Au cours des années 90, la gauche est passée de
l’anticapitalisme à l’antilibéralisme. Il est
vrai que le capitalisme a subi
une mutation. Naguère industriel et familial (les fameuses "200
familles"), il est devenu financier, anonyme,
joueur, imprévisible. Le capitaliste n’est plus celui qui
dirige une entreprise,
mais celui qui la finance. Et encore... Le nouveau capitaliste a un
terrain de jeux qui va bien au-delà de l'économie
réelle.
Le Front National, autrefois
ultralibéral, est lui aussi devenu antilibéral. Il a un
programme de nationalisations. Il veut un État fort et
redistributeur. Il est contre la loi El-Khomri. Le MEDEF en a peur.
Mais le Front National est aussi antilibéral d’un point de
vue ethnique (contre les migrants), culturel (contre le
multiculturalisme), moral (contre le mariage pour tous). Cet
antilibéralisme total peut être vu comme plus clairement "républicain" qu’une gauche
mélenchoniste, certes antilibérale sur
l’économie, mais ultralibérale sur
les terrains ethnique, culturel ou moral.
Quel projet pour la Bretagne ?
Le désarroi lié à la remise en cause du clivage
droite-gauche atteint aussi l’Emsav. Les organisations politiques bretonnes qui
sont nées avant la chute du mur de Berlin sont prisonnières du clivage et, à
mon avis, elles auront du mal à s’adapter.
Les militants bretons plus jeunes ou plus récents ne
se sentent pas limités par les anciennes contraintes idéologiques. Aidons-les
dans leur réflexion.
L'élection présidentielle nous a
américanisé, avec un clivage entre souverainistes et
libéraux qui ressemble au clivage américain entre
républicains et démocrates. Si l’on prolonge
les nouvelles lignes de force, le mouvement breton peut prendre deux
directions.
Je m’explique.
Le national-souverainisme breton est la forme classique de
la revendication bretonne, inspirée du républicanisme
français. C’est le combat pour obtenir des institutions
autonomes
et, à l’horizon, un État indépendant. Le
national-souverainisme attire
des nouveaux venus issus des classes populaires. Nous avons
remarqué ce
phénomène d’attraction lors du mouvement des
Bonnets Rouges.
Le nationalisme libéral est une forme
nouvelle, sans doute immature, de nationalisme. Il prend sa source dans
le mouvement "communautarien" qui a émergé aux
Etats-Unis, ainsi que dans les mouvements indigénistes. Ceux-ci
inspirent les avancées sur les droits des peuples autochtones
à l'ONU et dans divers pays. Les droits des communautés
progressent. Le communautarisme est un
spectre qui hante les républicains français. Ne nous
alignons pas sur eux. Cette étonnante convergence entre
aspiration communautaire et aspiration libertaire correspond à
un
changement de cycle historique.
Le cycle de la "modernité" est né au
15ème siècle avec la Renaissance et l’invention de l’imprimerie.

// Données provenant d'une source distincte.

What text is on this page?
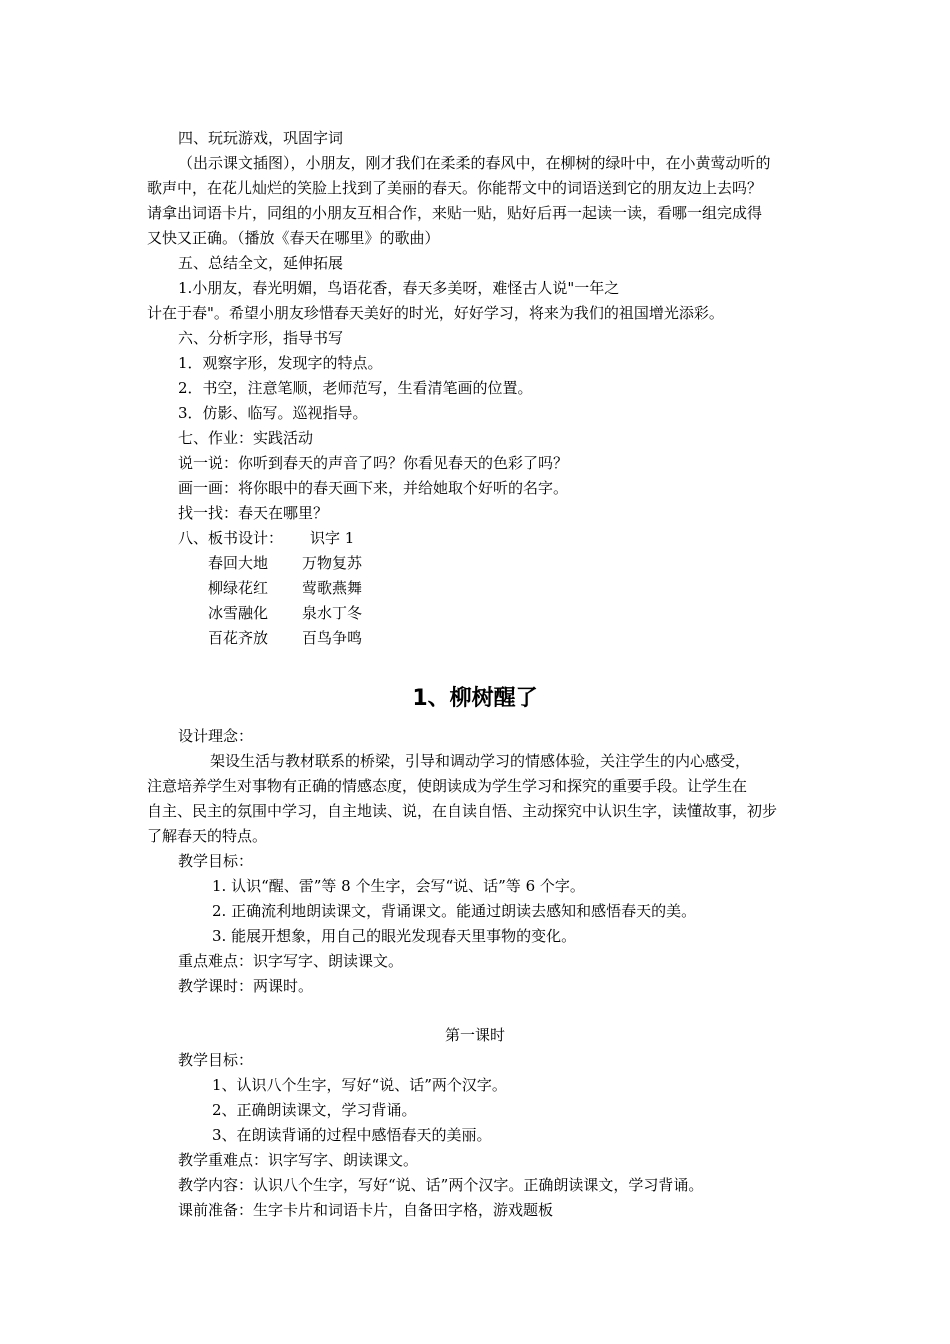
四、玩玩游戏，巩固字词
（出示课文插图），小朋友，刚才我们在柔柔的春风中，在柳树的绿叶中，在小黄莺动听的
歌声中，在花儿灿烂的笑脸上找到了美丽的春天。你能帮文中的词语送到它的朋友边上去吗？
请拿出词语卡片，同组的小朋友互相合作，来贴一贴，贴好后再一起读一读，看哪一组完成得
又快又正确。（播放《春天在哪里》的歌曲）
五、总结全文，延伸拓展
1.小朋友，春光明媚，鸟语花香，春天多美呀，难怪古人说"一年之
计在于春"。希望小朋友珍惜春天美好的时光，好好学习，将来为我们的祖国增光添彩。
六、分析字形，指导书写
1．观察字形，发现字的特点。
2．书空，注意笔顺，老师范写，生看清笔画的位置。
3．仿影、临写。巡视指导。
七、作业：实践活动
说一说：你听到春天的声音了吗？你看见春天的色彩了吗？
画一画：将你眼中的春天画下来，并给她取个好听的名字。
找一找：春天在哪里？
八、板书设计： 识字 1
春回大地 万物复苏
柳绿花红 莺歌燕舞
冰雪融化 泉水丁冬
百花齐放 百鸟争鸣
1、柳树醒了
设计理念：
架设生活与教材联系的桥梁，引导和调动学习的情感体验，关注学生的内心感受，
注意培养学生对事物有正确的情感态度，使朗读成为学生学习和探究的重要手段。让学生在
自主、民主的氛围中学习，自主地读、说，在自读自悟、主动探究中认识生字，读懂故事，初步
了解春天的特点。
教学目标：
1. 认识“醒、雷”等 8 个生字，会写“说、话”等 6 个字。
2. 正确流利地朗读课文，背诵课文。能通过朗读去感知和感悟春天的美。
3. 能展开想象，用自己的眼光发现春天里事物的变化。
重点难点：识字写字、朗读课文。
教学课时：两课时。
第一课时
教学目标：
1、认识八个生字，写好“说、话”两个汉字。
2、正确朗读课文，学习背诵。
3、在朗读背诵的过程中感悟春天的美丽。
教学重难点：识字写字、朗读课文。
教学内容：认识八个生字，写好“说、话”两个汉字。正确朗读课文，学习背诵。
课前准备：生字卡片和词语卡片，自备田字格，游戏题板
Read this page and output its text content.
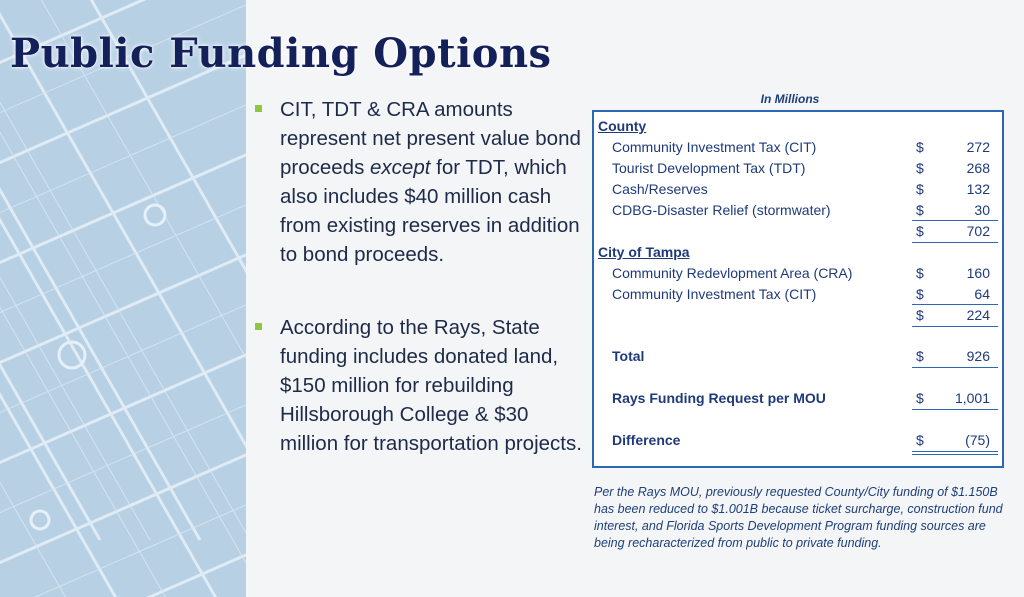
Public Funding Options
CIT, TDT & CRA amounts represent net present value bond proceeds except for TDT, which also includes $40 million cash from existing reserves in addition to bond proceeds.
According to the Rays, State funding includes donated land, $150 million for rebuilding Hillsborough College & $30 million for transportation projects.
In Millions
County
Community Investment Tax (CIT)	$	272
Tourist Development Tax (TDT)	$	268
Cash/Reserves	$	132
CDBG-Disaster Relief (stormwater)	$	30
$	702
City of Tampa
Community Redevlopment Area (CRA)	$	160
Community Investment Tax (CIT)	$	64
$	224
Total	$	926
Rays Funding Request per MOU	$ 1,001
Difference	$	(75)
Per the Rays MOU, previously requested County/City funding of $1.150B has been reduced to $1.001B because ticket surcharge, construction fund interest, and Florida Sports Development Program funding sources are being recharacterized from public to private funding.
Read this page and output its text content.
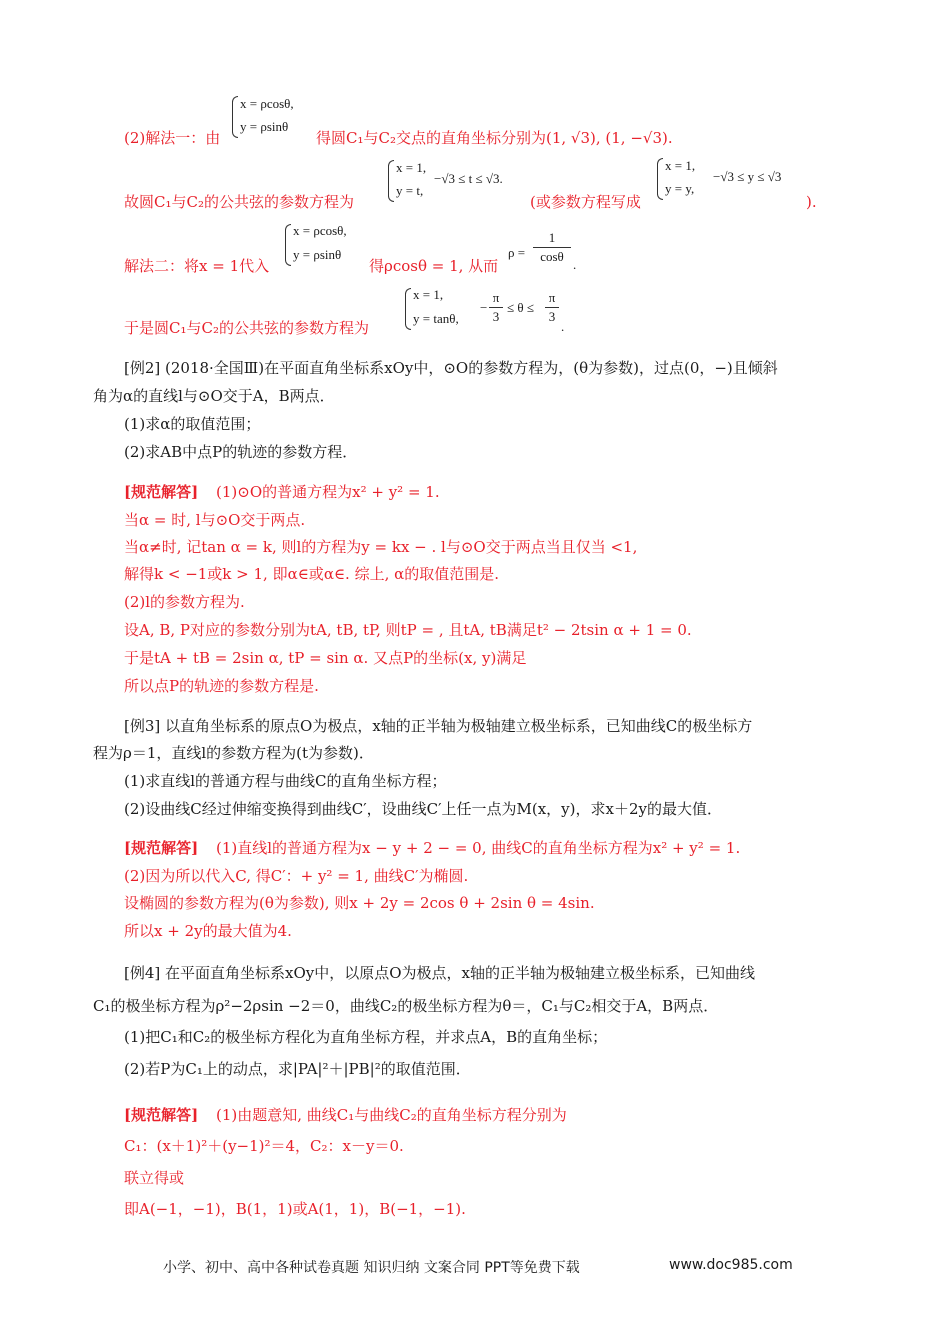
x = ρcosθ,
y = ρsinθ
(2)解法一：由	得圆C₁与C₂交点的直角坐标分别为(1, √3), (1, −√3).
x = 1,
y = t,
−√3 ≤ t ≤ √3.
故圆C₁与C₂的公共弦的参数方程为	(或参数方程写成
x = 1,
y = y,
−√3 ≤ y ≤ √3
).
x = ρcosθ,
y = ρsinθ
解法二：将x = 1代入	得ρcosθ = 1, 从而
ρ =
1
cosθ
.
x = 1,
y = tanθ,
−
π
3
≤ θ ≤
π
3
.
于是圆C₁与C₂的公共弦的参数方程为
[例2] (2018·全国Ⅲ)在平面直角坐标系xOy中，⊙O的参数方程为，(θ为参数)，过点(0，−)且倾斜
角为α的直线l与⊙O交于A，B两点．
(1)求α的取值范围；
(2)求AB中点P的轨迹的参数方程．
[规范解答] (1)⊙O的普通方程为x² + y² = 1.
当α = 时, l与⊙O交于两点.
当α≠时, 记tan α = k, 则l的方程为y = kx − . l与⊙O交于两点当且仅当 <1,
解得k < −1或k > 1, 即α∈或α∈. 综上, α的取值范围是.
(2)l的参数方程为.
设A, B, P对应的参数分别为tA, tB, tP, 则tP = , 且tA, tB满足t² − 2tsin α + 1 = 0.
于是tA + tB = 2sin α, tP = sin α. 又点P的坐标(x, y)满足
所以点P的轨迹的参数方程是.
[例3] 以直角坐标系的原点O为极点，x轴的正半轴为极轴建立极坐标系，已知曲线C的极坐标方
程为ρ＝1，直线l的参数方程为(t为参数)．
(1)求直线l的普通方程与曲线C的直角坐标方程；
(2)设曲线C经过伸缩变换得到曲线C′，设曲线C′上任一点为M(x，y)，求x＋2y的最大值．
[规范解答] (1)直线l的普通方程为x − y + 2 − = 0, 曲线C的直角坐标方程为x² + y² = 1.
(2)因为所以代入C, 得C′：+ y² = 1, 曲线C′为椭圆.
设椭圆的参数方程为(θ为参数), 则x + 2y = 2cos θ + 2sin θ = 4sin.
所以x + 2y的最大值为4.
[例4] 在平面直角坐标系xOy中，以原点O为极点，x轴的正半轴为极轴建立极坐标系，已知曲线
C₁的极坐标方程为ρ²−2ρsin −2＝0，曲线C₂的极坐标方程为θ＝，C₁与C₂相交于A，B两点．
(1)把C₁和C₂的极坐标方程化为直角坐标方程，并求点A，B的直角坐标；
(2)若P为C₁上的动点，求|PA|²＋|PB|²的取值范围．
[规范解答] (1)由题意知, 曲线C₁与曲线C₂的直角坐标方程分别为
C₁：(x＋1)²＋(y−1)²＝4，C₂：x－y＝0.
联立得或
即A(−1，−1)，B(1，1)或A(1，1)，B(−1，−1).
小学、初中、高中各种试卷真题 知识归纳 文案合同 PPT等免费下载	www.doc985.com
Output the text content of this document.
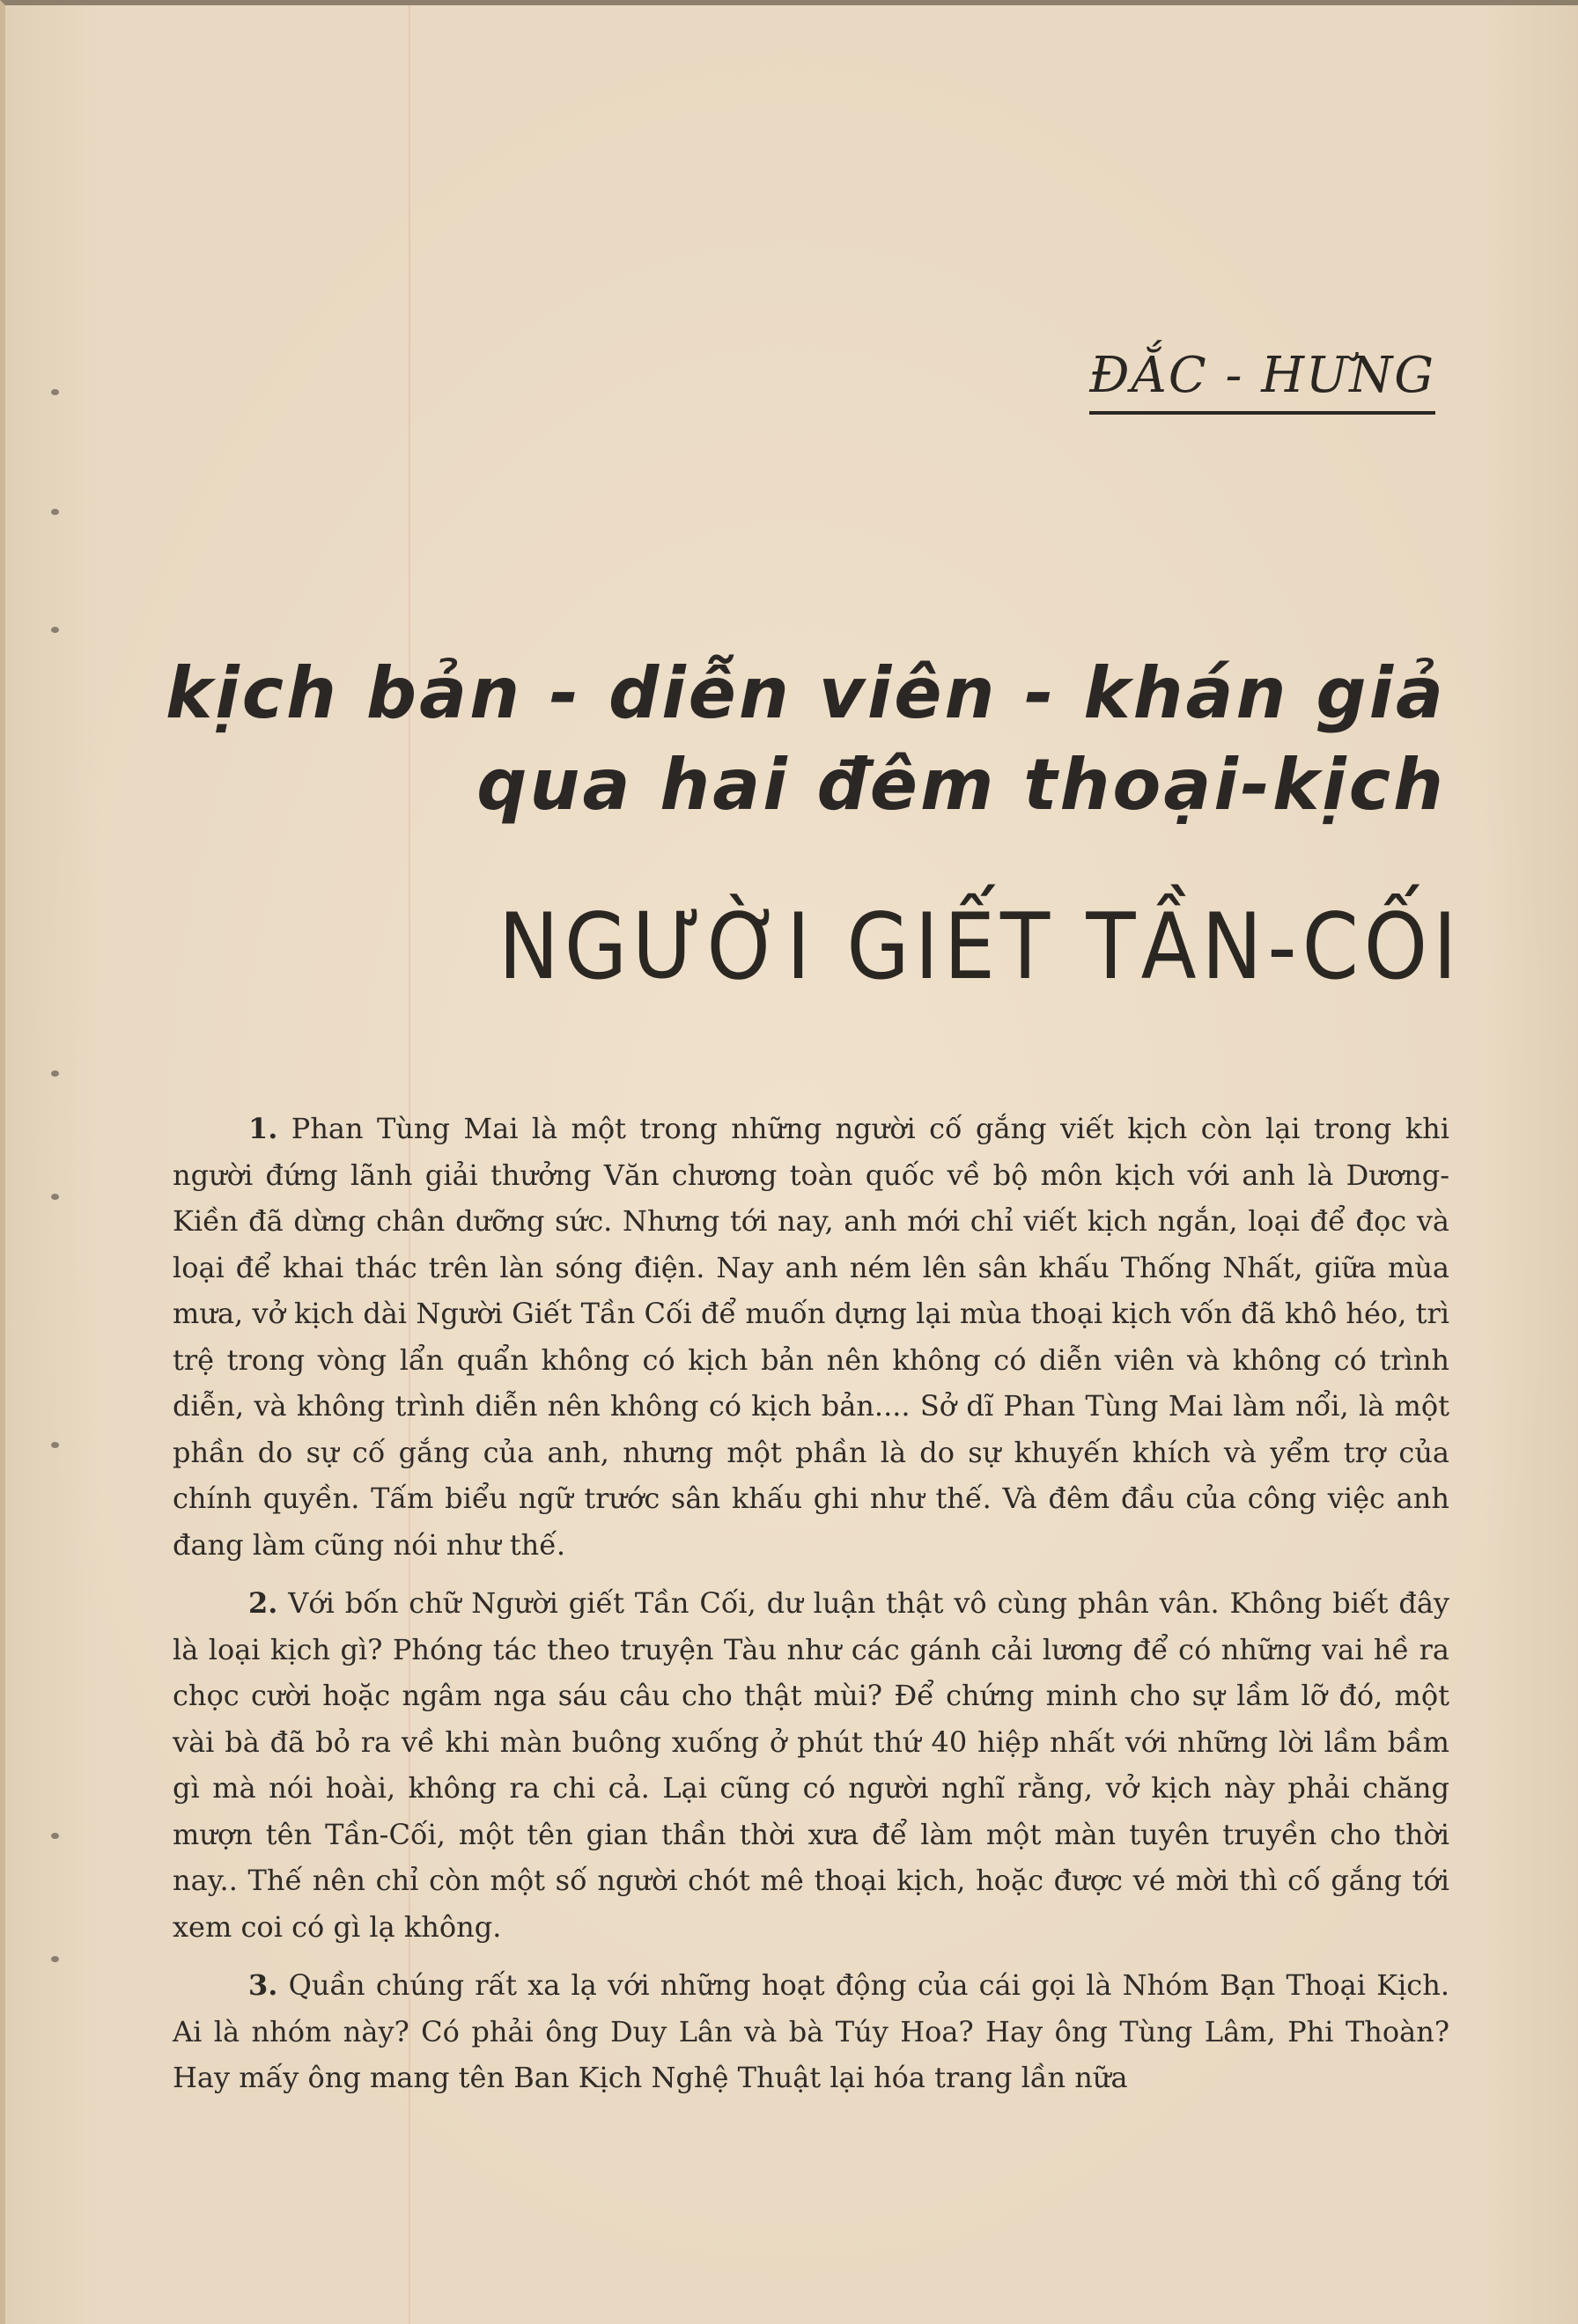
ĐẮC - HƯNG
kịch bản - diễn viên - khán giả
qua hai đêm thoại-kịch
NGƯỜI GIẾT TẦN-CỐI

1. Phan Tùng Mai là một trong những người cố gắng viết kịch còn lại trong khi người đứng lãnh giải thưởng Văn chương toàn quốc về bộ môn kịch với anh là Dương-Kiền đã dừng chân dưỡng sức. Nhưng tới nay, anh mới chỉ viết kịch ngắn, loại để đọc và loại để khai thác trên làn sóng điện. Nay anh ném lên sân khấu Thống Nhất, giữa mùa mưa, vở kịch dài Người Giết Tần Cối để muốn dựng lại mùa thoại kịch vốn đã khô héo, trì trệ trong vòng lẩn quẩn không có kịch bản nên không có diễn viên và không có trình diễn, và không trình diễn nên không có kịch bản.... Sở dĩ Phan Tùng Mai làm nổi, là một phần do sự cố gắng của anh, nhưng một phần là do sự khuyến khích và yểm trợ của chính quyền. Tấm biểu ngữ trước sân khấu ghi như thế. Và đêm đầu của công việc anh đang làm cũng nói như thế.

2. Với bốn chữ Người giết Tần Cối, dư luận thật vô cùng phân vân. Không biết đây là loại kịch gì? Phóng tác theo truyện Tàu như các gánh cải lương để có những vai hề ra chọc cười hoặc ngâm nga sáu câu cho thật mùi? Để chứng minh cho sự lầm lỡ đó, một vài bà đã bỏ ra về khi màn buông xuống ở phút thứ 40 hiệp nhất với những lời lầm bầm gì mà nói hoài, không ra chi cả. Lại cũng có người nghĩ rằng, vở kịch này phải chăng mượn tên Tần-Cối, một tên gian thần thời xưa để làm một màn tuyên truyền cho thời nay.. Thế nên chỉ còn một số người chót mê thoại kịch, hoặc được vé mời thì cố gắng tới xem coi có gì lạ không.

3. Quần chúng rất xa lạ với những hoạt động của cái gọi là Nhóm Bạn Thoại Kịch. Ai là nhóm này? Có phải ông Duy Lân và bà Túy Hoa? Hay ông Tùng Lâm, Phi Thoàn? Hay mấy ông mang tên Ban Kịch Nghệ Thuật lại hóa trang lần nữa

L’imprimerie avait permis la diffusion d’un message accessible à tous, mais
normalisé. Dans ce cadre ont pu émerger les institutions étatiques,
l’État-nation, la démocratie représentative, la production industrielle.
Le nouveau cycle historique nait avec la
globalisation et l’invention de l’internet. Dans ce
contexte se constituent des
communautés réelles et virtuelles, de nouvelles formes de
démocratie, des informations non contrôlées, des
alternatives à la production de masse.
L’objectif du nationalisme libéral est (ou
sera) d’inscrire la Bretagne comme un quartier du village global. L’objectif
est d’en faire une communauté à la fois réelle et virtuelle, avec ses
composantes historiques, économiques, culturelles, linguistiques. Une
communauté insolite au sein de laquelle il fait bon vivre. La question des
institutions devient secondaire par rapport à celles des initiatives
individuelles et collectives, qui sont à la source de projets structurants.
National-souverainisme et nationalisme libéral
sont deux aventures très différentes, encore plus différentes que ne l’étaient
les revendications bretonnes de droite et de gauche.
Les plus énergiques adopteront l’une ou l’autre
position, en rejetant les compromis qui affadissent les plus beaux projets. Les
plus clairvoyants empêcheront que les deux conceptions ne se neutralisent dans
la confusion, au détriment de l’intérêt historique de la Bretagne.